The importance of cerebral blood flow to maintain neuronal viability is well known . In brain tissue this can be defined as maintaining tissue oxygenation and a metabolic environment for neuronal function [2-4]. A multiparameter sensor (Paratrend 7 Registered Trademark; Biomedical Sensors, High Wycombe, UK) is available which can simultaneously measure oxygen pressure (PO2), carbon dioxide pressure (PCO2), temperature, and pH using a combined electrode-fiber-optic system. This sensor has been validated for continuous intraarterial monitoring of blood gases  but the principles of the sensor should be valid for tissue measurement.
Jugular bulb oxygen content measures have been used to evaluate brain oxygenation [6-8], However, this technique may not provide an indication of regional ischemia. An alternative is to measure PO2 directly in brain tissue [9-11]. During ischemia, PCO2 increases due to decreased clearance and pH decreases [2,3,12]. We hypothesized that patients with clinical evidence of ischemia would have changes in brain tissue PO2, PCO2, and pH consistent with those seen during acute ischemia. Therefore, we evaluated baseline levels of these variables, in patients with and without a compromised cerebral circulation.
These studies were approved by our institutional review board for clinical research, and informed consent was received. Fourteen patients undergoing craniotomy for cerebrovascular procedures were studied Table 1. Patients with suspected ischemia were identified before surgery, based on the presence of hemodynamically associated neurologic deficits. A regional cerebral perfusion deficit was verified by single photon emission computed tomography in patients with suspected ischemia. An acetazolamide challenge was also given to these patients to confirm the loss of cerebrovascular reactivity within this region. Cerebral angiograms were performed in all patients and hypoperfusion was confirmed in ischemic patients by decreased filling of ischemic tissue. These procedures were used to identify the tissue at risk for sensor placement in patients with suspected ischemia.
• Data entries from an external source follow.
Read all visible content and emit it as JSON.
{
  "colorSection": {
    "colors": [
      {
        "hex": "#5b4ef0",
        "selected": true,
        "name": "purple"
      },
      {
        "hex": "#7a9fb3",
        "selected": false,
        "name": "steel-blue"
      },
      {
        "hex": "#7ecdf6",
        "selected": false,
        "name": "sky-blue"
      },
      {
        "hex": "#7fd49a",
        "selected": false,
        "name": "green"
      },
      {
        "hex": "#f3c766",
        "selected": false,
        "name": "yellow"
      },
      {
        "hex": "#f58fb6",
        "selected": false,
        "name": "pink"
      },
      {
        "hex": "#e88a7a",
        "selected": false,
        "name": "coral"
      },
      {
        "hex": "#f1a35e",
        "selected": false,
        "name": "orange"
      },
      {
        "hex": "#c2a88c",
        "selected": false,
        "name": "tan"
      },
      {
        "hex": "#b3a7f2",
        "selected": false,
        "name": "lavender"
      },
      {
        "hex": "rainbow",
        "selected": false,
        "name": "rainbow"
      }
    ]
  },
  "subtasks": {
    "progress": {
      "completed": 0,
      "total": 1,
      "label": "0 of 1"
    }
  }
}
At the end of the study, the presurgical patient records of each of the 14 patients were examined by an investigator who was blinded to data collection in order to separate patients into two groups, those with and without a compromised cerebral circulation. A determination of a compromised cerebral circulation was based on the neurological diagnosis of transient ischemic episodes or stroke and confirmation of regional tissue hypoperfusion by single photon emission computed tomography and/or cerebral angiography.
The sensor used in this study has been designed for intravascular blood gas monitoring. It is supplied as a sterile, disposable device comprised of two modified optical fibers for the measurements of PCO2 and pH, a miniaturized Clark electrode for PO2 measurement and a thermocouple for determining temperature. The void between the sensors is filled with acrylamide gel containing phenol red. Changes in hydrogen ion concentration produce color changes in phenol red, which are detected by the pH fiber optic elements. The CO2 sensor includes an ion impermeable barrier which excludes the movement of hydrogen ions but allows the movement of CO2. Within the CO2 sensor, CO2 alters the local pH, producing a color change in phenol red which is detected by the CO2 fiberoptic elements. All measured gas and pH variables are corrected for temperature. The diameter of the probe is 0.5 mm. The four sensing elements are located at different intervals along the final 4 cm of the probe Figure 1. Approximately 4 cm must be inserted for all of the elements to be in the tissue but the sensors are no further apart than 3 cm. The outer surface of the sensor has a covalently bonded heparin coating.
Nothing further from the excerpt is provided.